There was an electronic chime from the door.
Francis somehow knew it was Robert, and in that moment he decided, he’d take whatever of Robert he could get, whatever the defence force left would be good enough for him.
“I’ve not changed the code Rob…” he said as the pressure lock broke and the door started to slide open, he stopped suddenly as he realised it wasn’t Robert. Instead in the door way stood sharply dressed in an even shaper uniform was Roberts colonel.
“Hello Francis,” the colonel said with a respectful nod, his expression serious and dire.
“Colonel Hallin,” Francis said extending his hand, still confused about military protocol in these matters. He’d never served, as a resource manager at the North Pole space port his role was already considered vital to the cause making sure the space, air, and ground defence forces were supplied. “What brings you here?”
“May I come in,” the Colonel asked.
“Oh, yes of course. Roberts not here though,” he paused, “Though you probably already know that. What’s up?”
“Its about Robert Francis,” the Colonel took a deep breath, “He died yesterday. Killed in action.”
Francis fell into the chair behind him, he suddenly felt numb, and he couldn’t seem to organise his thoughts to say anything.

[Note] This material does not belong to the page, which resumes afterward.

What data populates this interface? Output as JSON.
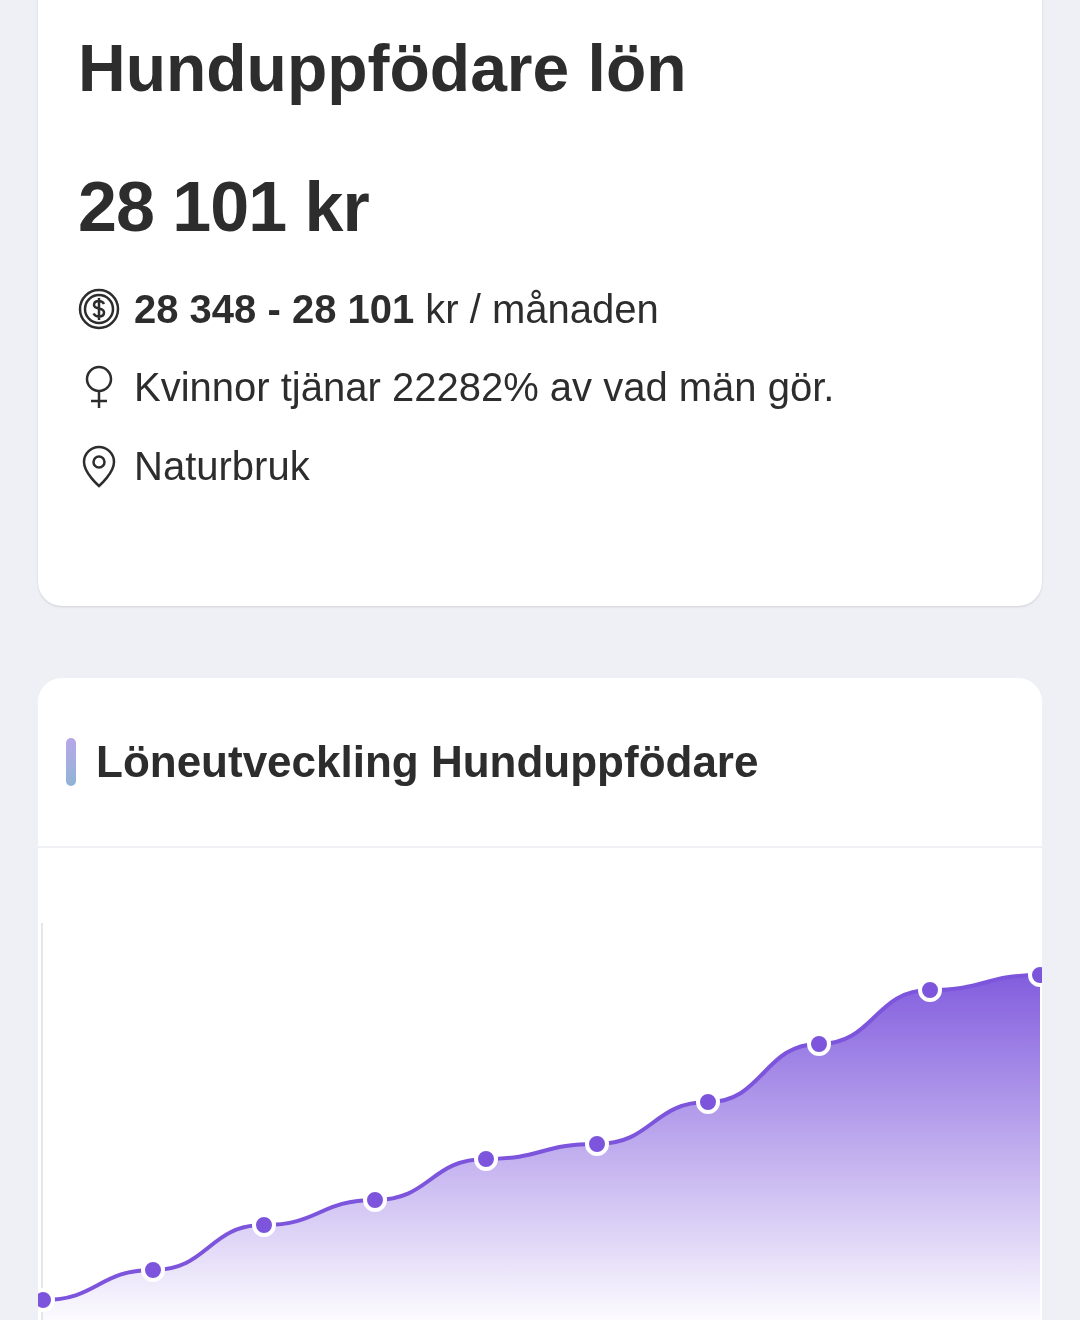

The Colonel took a seat opposite, “It was quick. I can’t tell you much, but he was on a mission of vital importance to our security. His ship was discovered and they got to him in numbers before he could get out of there. I’m sorry.”
Francis was still in shock, and grief was quickly pouring in, threatening to engulf him.
“Francis, I know this is hard but I wanted to tell you myself. Robert was a hero,” the Colonel said. “Before he left for his mission he filled out a last will and testament, which is normal before a mission of this type, he left everything to you.”
And that was it, suddenly Francis couldn’t hold back the tears any longer. The Colonel shifted uncomfortably, not really knowing what to do.
After a few minutes, between sobs, Francis spoke again, “We split up, you know?”
The Colonel nodded.
“I was awful to him, I couldn’t take this life of his,” Francis said, “Why’d he leave me everything?”
“Because he was a smart man, because he knew how you felt, because he loved you,” the Colonel said, “He knew you’d get back together.”
“I only just realised, and then suddenly he’s gone,” Francis said fighting the tears. “I should have told him sooner.”
“Doesn’t matter,” the Colonel said, “He knew. And he knew he’d not done right by you, but being a patriot, protecting you was important too.”
“Thank you Colonel,” Francis said, “If you’ll excuse me I’ve got some calls to make.”
“I understand,” the Colonel said standing, “Someone from the General’s office will call with more details about what happens next, and what help they can offer, but my door is always open to you as well.”
Francis nodded, and the Colonel left.